Николай Лузан - Сталин. Охота на «Медведя»
– На кудыкину гору! – отрезал Сергей и пригрозил: – Не вздумай рыпаться! Я цацкаться не стану!
Хандога окончательно пришел в себя и, ткнув локтем Ольшевского в бок, прошипел:
– Ну и сволочь же ты, Пашка!
– Да заткнись же! – рявкнул Сергей и отвесил Хандоге увесистую оплеуху.
Нанести вторую он не успел. Павел перехватил его руку и попросил Хандогу.
– Миша, не лезь в бутылку, и мы не сделаем тебе ничего плохого.
– Ага, не сделаете, чуть без печенки не оставили, – буркнул Хандога.
– За пушку не надо было хвататься!
– Чего от меня хотите?
– Скоро узнаешь.
– Вы из НКВД?
– АБВГД! – потерял терпение Сергей и схватил Хандогу за горло.

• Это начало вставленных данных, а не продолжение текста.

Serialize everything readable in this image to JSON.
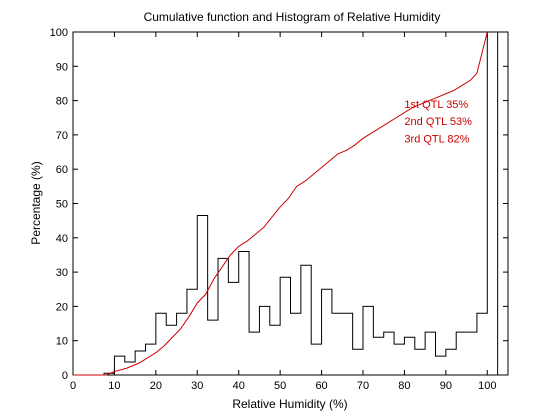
{
  "chart_data": {
    "type": "bar",
    "title": "Cumulative function and Histogram of Relative Humidity",
    "xlabel": "Relative Humidity (%)",
    "ylabel": "Percentage (%)",
    "xlim": [
      0,
      105
    ],
    "ylim": [
      0,
      100
    ],
    "xticks": [
      0,
      10,
      20,
      30,
      40,
      50,
      60,
      70,
      80,
      90,
      100
    ],
    "yticks": [
      0,
      10,
      20,
      30,
      40,
      50,
      60,
      70,
      80,
      90,
      100
    ],
    "grid": false,
    "colors": {
      "histogram": "#000000",
      "cumulative": "#cc0000",
      "annotation": "#cc0000"
    },
    "histogram": {
      "bin_edges": [
        7.5,
        10,
        12.5,
        15,
        17.5,
        20,
        22.5,
        25,
        27.5,
        30,
        32.5,
        35,
        37.5,
        40,
        42.5,
        45,
        47.5,
        50,
        52.5,
        55,
        57.5,
        60,
        62.5,
        65,
        67.5,
        70,
        72.5,
        75,
        77.5,
        80,
        82.5,
        85,
        87.5,
        90,
        92.5,
        95,
        97.5,
        100,
        102.5
      ],
      "values": [
        0.5,
        5.5,
        3.8,
        7,
        9,
        18,
        14.5,
        18,
        25,
        46.5,
        16,
        34,
        27,
        36,
        12.5,
        20,
        14.5,
        28.5,
        18,
        32,
        9,
        25,
        18,
        18,
        7.5,
        20,
        11,
        12.5,
        9,
        11,
        7.5,
        12.5,
        5.5,
        7.5,
        12.5,
        12.5,
        18,
        100
      ]
    },
    "cumulative": {
      "name": "",
      "x": [
        0,
        8,
        10,
        13,
        16,
        18,
        20,
        22,
        24,
        26,
        28,
        30,
        32,
        34,
        36,
        38,
        40,
        42,
        44,
        46,
        48,
        50,
        52,
        54,
        56,
        58,
        60,
        62,
        64,
        66,
        68,
        70,
        72,
        74,
        76,
        78,
        80,
        82,
        84,
        86,
        88,
        90,
        92,
        94,
        96,
        97.5,
        100
      ],
      "y": [
        0,
        0,
        1,
        2,
        3.5,
        5,
        6.5,
        8.5,
        11,
        13.5,
        17,
        21,
        23.5,
        28,
        31.5,
        35,
        37.5,
        39,
        41,
        43,
        46,
        49,
        51.5,
        55,
        56.5,
        58.5,
        60.5,
        62.5,
        64.5,
        65.5,
        67,
        69,
        70.5,
        72,
        73.5,
        75,
        76.5,
        78,
        79,
        80,
        81,
        82,
        83,
        84.5,
        86,
        88,
        100
      ]
    },
    "annotations": [
      {
        "text": "1st QTL  35%",
        "x": 80,
        "y": 79
      },
      {
        "text": "2nd QTL  53%",
        "x": 80,
        "y": 74
      },
      {
        "text": "3rd QTL  82%",
        "x": 80,
        "y": 69
      }
    ]
  }
}
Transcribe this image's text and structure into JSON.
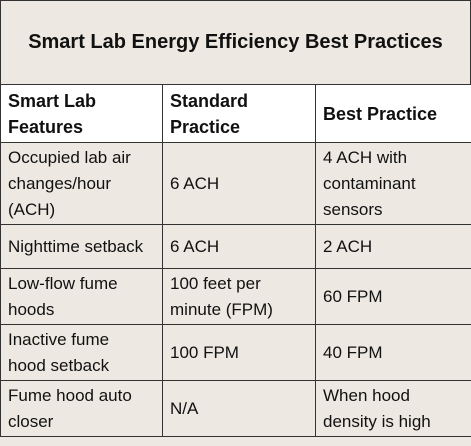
{
  "title": "Smart Lab Energy Efficiency Best Practices",
  "table": {
    "headers": [
      "Smart Lab Features",
      "Standard Practice",
      "Best Practice"
    ],
    "rows": [
      {
        "feature": "Occupied lab air changes/hour (ACH)",
        "standard": "6 ACH",
        "best": "4 ACH with contaminant sensors"
      },
      {
        "feature": "Nighttime setback",
        "standard": "6 ACH",
        "best": "2 ACH"
      },
      {
        "feature": "Low-flow fume hoods",
        "standard": "100 feet per minute (FPM)",
        "best": "60 FPM"
      },
      {
        "feature": "Inactive fume hood setback",
        "standard": "100 FPM",
        "best": "40 FPM"
      },
      {
        "feature": "Fume hood auto closer",
        "standard": "N/A",
        "best": "When hood density is high"
      }
    ]
  }
}
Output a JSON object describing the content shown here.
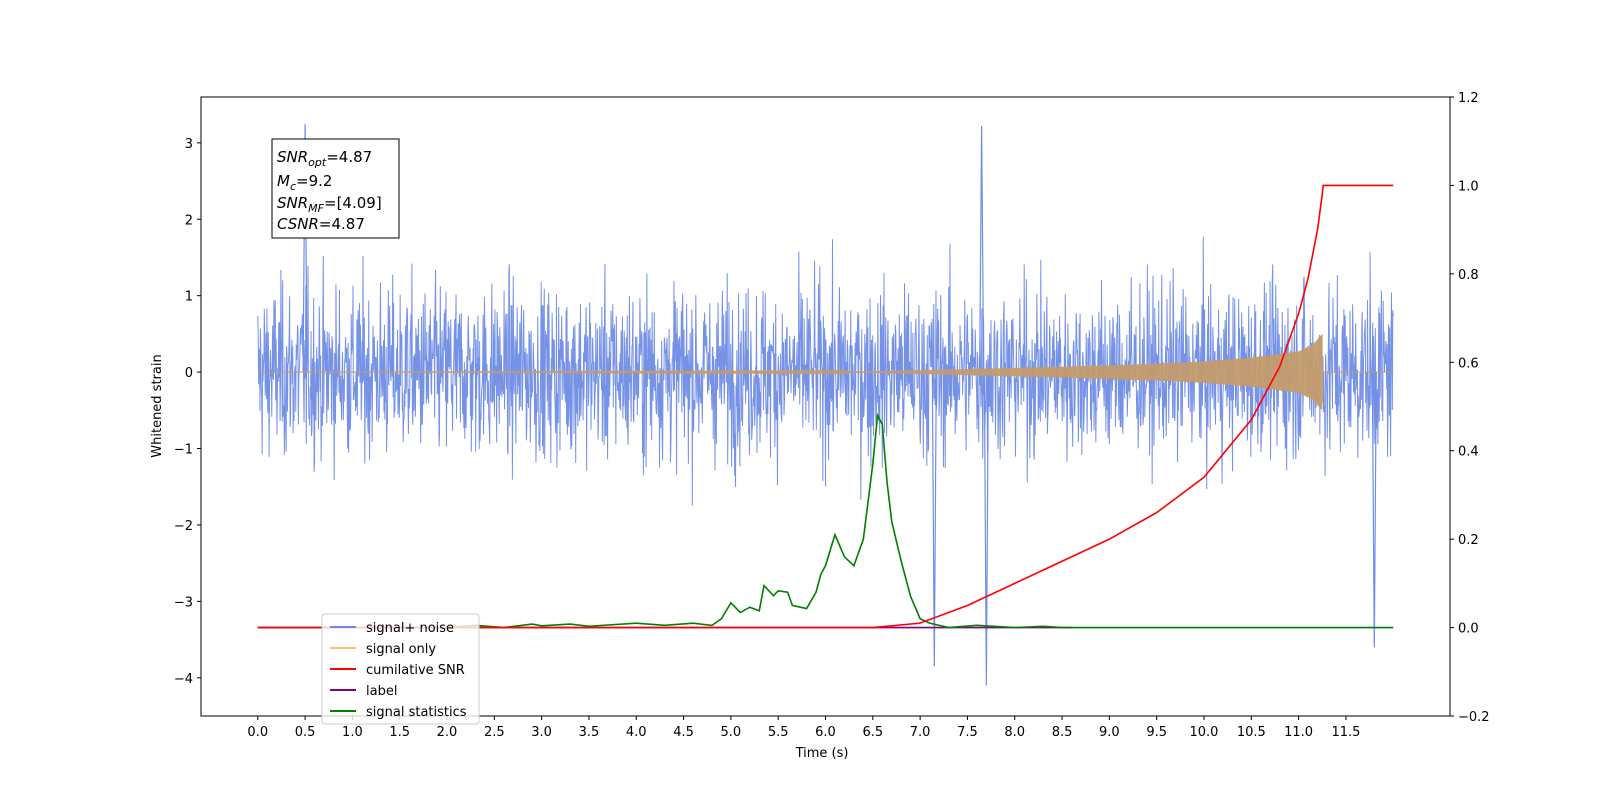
{
  "chart_data": {
    "type": "line",
    "xlabel": "Time (s)",
    "ylabel_left": "Whitened strain",
    "ylabel_right": "",
    "xlim": [
      -0.6,
      12.6
    ],
    "ylim_left": [
      -4.5,
      3.6
    ],
    "ylim_right": [
      -0.2,
      1.2
    ],
    "x_ticks": [
      "0.0",
      "0.5",
      "1.0",
      "1.5",
      "2.0",
      "2.5",
      "3.0",
      "3.5",
      "4.0",
      "4.5",
      "5.0",
      "5.5",
      "6.0",
      "6.5",
      "7.0",
      "7.5",
      "8.0",
      "8.5",
      "9.0",
      "9.5",
      "10.0",
      "10.5",
      "11.0",
      "11.5"
    ],
    "y_ticks_left": [
      "3",
      "2",
      "1",
      "0",
      "−1",
      "−2",
      "−3",
      "−4"
    ],
    "y_ticks_right": [
      "1.2",
      "1.0",
      "0.8",
      "0.6",
      "0.4",
      "0.2",
      "0.0",
      "−0.2"
    ],
    "grid": false,
    "legend_placement": "lower-left",
    "series": [
      {
        "name": "signal+ noise",
        "axis": "left",
        "color": "#6f8ce6",
        "x_range": [
          0.0,
          12.0
        ],
        "typical_range": [
          -1.6,
          1.6
        ],
        "max": 3.25,
        "min": -4.1,
        "note_points": [
          [
            0.5,
            3.25
          ],
          [
            7.65,
            3.22
          ],
          [
            7.7,
            -4.1
          ],
          [
            11.8,
            -3.6
          ],
          [
            7.15,
            -3.85
          ]
        ]
      },
      {
        "name": "signal only",
        "axis": "left",
        "color": "#c49b6c",
        "x_range": [
          0.0,
          12.0
        ],
        "envelope": [
          [
            0.0,
            0.0
          ],
          [
            6.5,
            0.01
          ],
          [
            7.5,
            0.04
          ],
          [
            8.5,
            0.07
          ],
          [
            9.5,
            0.11
          ],
          [
            10.0,
            0.14
          ],
          [
            10.5,
            0.19
          ],
          [
            11.0,
            0.27
          ],
          [
            11.15,
            0.36
          ],
          [
            11.25,
            0.5
          ],
          [
            11.26,
            0.0
          ],
          [
            12.0,
            0.0
          ]
        ]
      },
      {
        "name": "cumilative SNR",
        "axis": "right",
        "color": "#ff0000",
        "x": [
          0.0,
          6.5,
          7.0,
          7.5,
          8.0,
          8.5,
          9.0,
          9.5,
          10.0,
          10.5,
          10.8,
          11.0,
          11.1,
          11.2,
          11.25,
          11.26,
          12.0
        ],
        "values": [
          0.0,
          0.0,
          0.01,
          0.05,
          0.1,
          0.15,
          0.2,
          0.26,
          0.34,
          0.47,
          0.59,
          0.71,
          0.79,
          0.9,
          0.98,
          1.0,
          1.0
        ]
      },
      {
        "name": "label",
        "axis": "right",
        "color": "#800080",
        "x": [
          0.0,
          8.6
        ],
        "values": [
          0.0,
          0.0
        ]
      },
      {
        "name": "signal statistics",
        "axis": "right",
        "color": "#008000",
        "x": [
          0.0,
          2.0,
          2.3,
          2.6,
          2.9,
          3.0,
          3.3,
          3.5,
          4.0,
          4.3,
          4.6,
          4.8,
          4.9,
          5.0,
          5.1,
          5.2,
          5.3,
          5.35,
          5.45,
          5.5,
          5.6,
          5.65,
          5.8,
          5.9,
          5.95,
          6.0,
          6.1,
          6.2,
          6.3,
          6.4,
          6.5,
          6.55,
          6.6,
          6.65,
          6.7,
          6.8,
          6.9,
          7.0,
          7.1,
          7.3,
          7.6,
          8.0,
          8.3,
          8.5,
          8.6,
          12.0
        ],
        "values": [
          0.0,
          0.0,
          0.005,
          0.0,
          0.008,
          0.004,
          0.008,
          0.003,
          0.01,
          0.005,
          0.01,
          0.005,
          0.02,
          0.056,
          0.034,
          0.046,
          0.038,
          0.095,
          0.072,
          0.083,
          0.08,
          0.05,
          0.043,
          0.08,
          0.12,
          0.14,
          0.21,
          0.16,
          0.14,
          0.2,
          0.37,
          0.48,
          0.46,
          0.33,
          0.24,
          0.15,
          0.07,
          0.02,
          0.01,
          0.0,
          0.005,
          0.0,
          0.003,
          0.0,
          0.0,
          0.0
        ]
      }
    ],
    "hidden_legend_entry": "signal only"
  },
  "info_box": {
    "snr_opt": {
      "base": "SNR",
      "sub": "opt",
      "value": "=4.87"
    },
    "mc": {
      "base": "M",
      "sub": "c",
      "value": "=9.2"
    },
    "snr_mf": {
      "base": "SNR",
      "sub": "MF",
      "value": "=[4.09]"
    },
    "csnr": {
      "base": "CSNR",
      "sub": "",
      "value": "=4.87"
    }
  },
  "legend": [
    {
      "label": "signal+ noise",
      "color": "#6f8ce6"
    },
    {
      "label": "signal only",
      "color": "#ffc46a"
    },
    {
      "label": "cumilative SNR",
      "color": "#ff0000"
    },
    {
      "label": "label",
      "color": "#800080"
    },
    {
      "label": "signal statistics",
      "color": "#008000"
    }
  ],
  "colors": {
    "noise": "#6f8ce6",
    "signal": "#c49b6c",
    "cumsnr": "#ff0000",
    "label": "#800080",
    "stats": "#008000"
  }
}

Тот захрипел. Здесь уже не выдержал Дервиш и рявкнул:
– Прекратить! Сидеть всем тихо!
Тон, каким это было сказано, подействовал не только на Сергея, а и на Хандогу. Он смирился со своей участью и положился на судьбу. Покружив по городу и убедившись в отсутствии слежки, Дервиш направил машину в район Нового города. Там на конспиративной квартире он и Ольшевской подготовили все, чтобы разыграть перед Хандогой убедительную сцену, которая бы не оставила сомнений в том, что он находится в советском генконсульстве, и не просто в генконсульстве, а в отделе НКВД.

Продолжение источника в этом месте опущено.